Cultural engagement is essentially the objective of gospel preaching and the ministry of apologetics. Ultimately both are about conversion, seeing lives conformed to the image of Christ in terms of justification as well as sanctification. Today, a great deal of the cultural engagement embarked upon is motivated by the moral decline of society. Christians are in battle on a number of issues including abortion, artificial reproductive technologies, the role of women in family and society, homosexuality and the definition of marriage. Proclaiming and defending the faith necessitates we participate in societal conversations on the issues that shape the thinking of current and future generations. Christian voices must have a role in the public square, however small that voice is, fully prepared as a prophetic voice to a culture seeking their own gratification.
In ‘Creed or Chaos,’ Dorothy Sayers writes about the problem of spiritual and moral decay during her lifetime, the early to mid-twentieth century Europe. Written in the 1940’s, the influence of existentialism was beginning to make a significant impact, and its adherents like philosopher John Paul Sartre encouraged people that atheism was worthy of consideration. Nevertheless, Sayers’ assessment of the period is that the Church was failing in her efforts to be the influence she was called to be, not because of these other influences or because of a failure to refute other philosophies taking root, but because of the church’s own distrust of her own dogma. She writes,
We on our side have been trying for several centuries to uphold a particular standard of ethical values which derives from Christian dogma, while gradually dispensing with the very dogma which is the sole rational foundation for those values. The rulers of Germany have seen quite clearly that dogma and ethics are inextricably bound together. Having renounced the dogma, they have renounced the ethics as well—and from their point of view they are perfectly right.
Sayers understood the danger to Christianity when viewed as bits and pieces by its adherents instead of the grand system that it is, pointing out that the perpetrators of one of the greatest evils in human history understood the connection between dogma and ethics. As she saw it, the separation of the Faith from the doctrines that define it made its voice a useless contender in the battle for an improved cultural morality. It is the firm foundation of doctrine that provides the basis for doing what is right and good across the span of our lives.
Our contemporary situation in the U.S. is not dissimilar from the period in which Dorothy Sayers lived and those in ministry, particularly those engaging in cultural dialogue, can learn much from her assessment of things. Sayers wrote,
It is fatal to imagine that everybody knows quite well what Christianity is and only needs a little encouragement to practice it.
Typically I steer clear of sports analogies, but I think another way of expressing Sayers’ point is that the best defense is a good offense.
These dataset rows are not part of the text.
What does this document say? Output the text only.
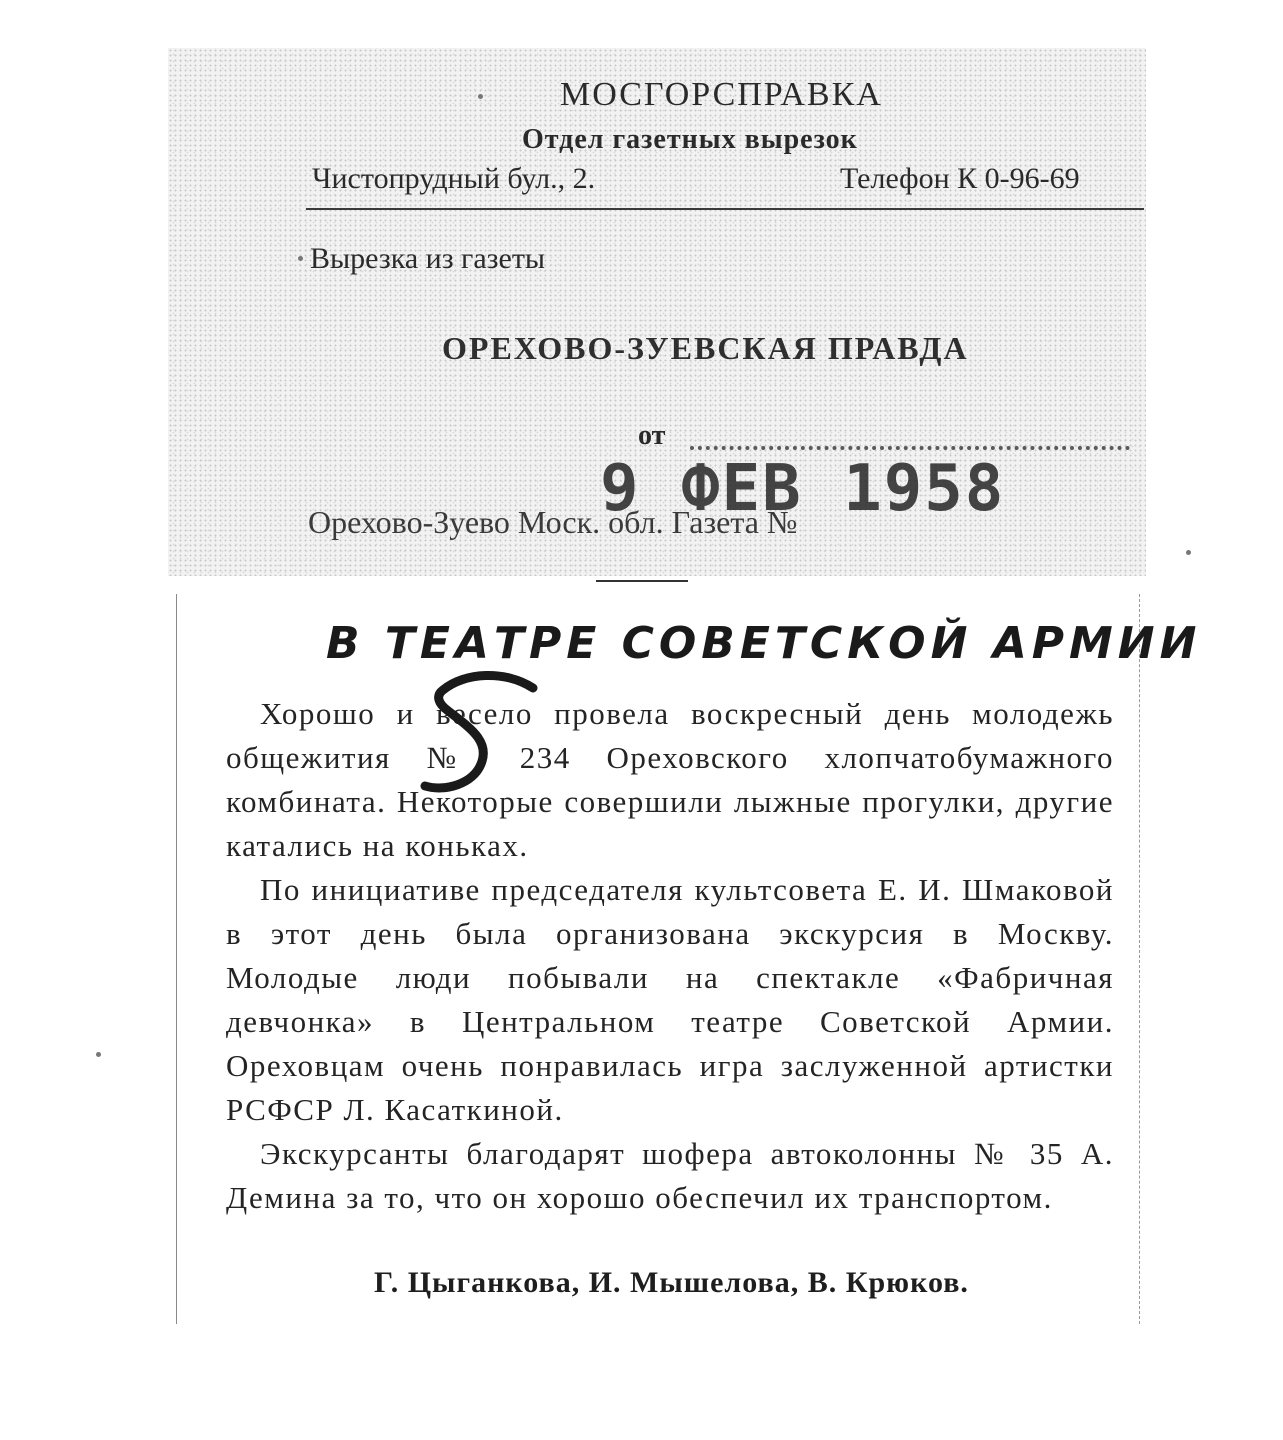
МОСГОРСПРАВКА
Отдел газетных вырезок
Чистопрудный бул., 2.	Телефон К 0-96-69
Вырезка из газеты
ОРЕХОВО-ЗУЕВСКАЯ ПРАВДА
от
Орехово-Зуево Моск. обл. Газета №
9 ФЕВ 1958
В ТЕАТРЕ СОВЕТСКОЙ АРМИИ

Хорошо и весело провела воскресный день молодежь общежития № 234 Ореховского хлопчатобумажного комбината. Некоторые совершили лыжные прогулки, другие катались на коньках.

По инициативе председателя культсовета Е. И. Шмаковой в этот день была организована экскурсия в Москву. Молодые люди побывали на спектакле «Фабричная девчонка» в Центральном театре Советской Армии. Ореховцам очень понравилась игра заслуженной артистки РСФСР Л. Касаткиной.

Экскурсанты благодарят шофера автоколонны № 35 А. Демина за то, что он хорошо обеспечил их транспортом.

Г. Цыганкова, И. Мышелова, В. Крюков.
As she points out, it’s at best, naive to believe that everyone knows what Christianity is. Not much has changed since the 1940’s except that the situation may appear more dismal. Fewer and fewer people today actually have a churched background making her core teachings less familiar to the average person. While as apologists we’re ready to answer the charges made against Christianity, sometimes those making the charges simply do not understand what Christianity teaches. Within the walls of so many of our churches, false doctrines prevail where there is any semblance of doctrine to begin with. Popular teachers promoting success and prosperity make it so their followers have no interest in understanding what the Bible teaches on eternal matters like sin let alone salvation. And evangelism has been reduced to the promises of a “wonderful plan for your life” instead of the stark reality that the God of the universe is a personal God who created you, loves you, and died for you and we are called to live on our knees, reflecting knowledge of this truth.
As apologists, we’ve gotten pretty good at the “why we believe it” aspect of our message. Our “what we believe” needs to be better developed to meet the needs of our theologically underdeveloped culture that is rarely exposed to what precisely Christianity teaches. Of course, our opponents know where we stand on abortion and gay marriage, but they may not fully understand why. They know far less than they should about what we teach on Christ and the Cross and how the redemptive story line frames our ethical reasoning. Reasons to believe are not always arguments from philosophy, sometimes they are the full-blown doctrinal positions of the Church, the body of Christ. Perhaps, as Sayers suggests, an understanding of the creeds is the cure for the chaos.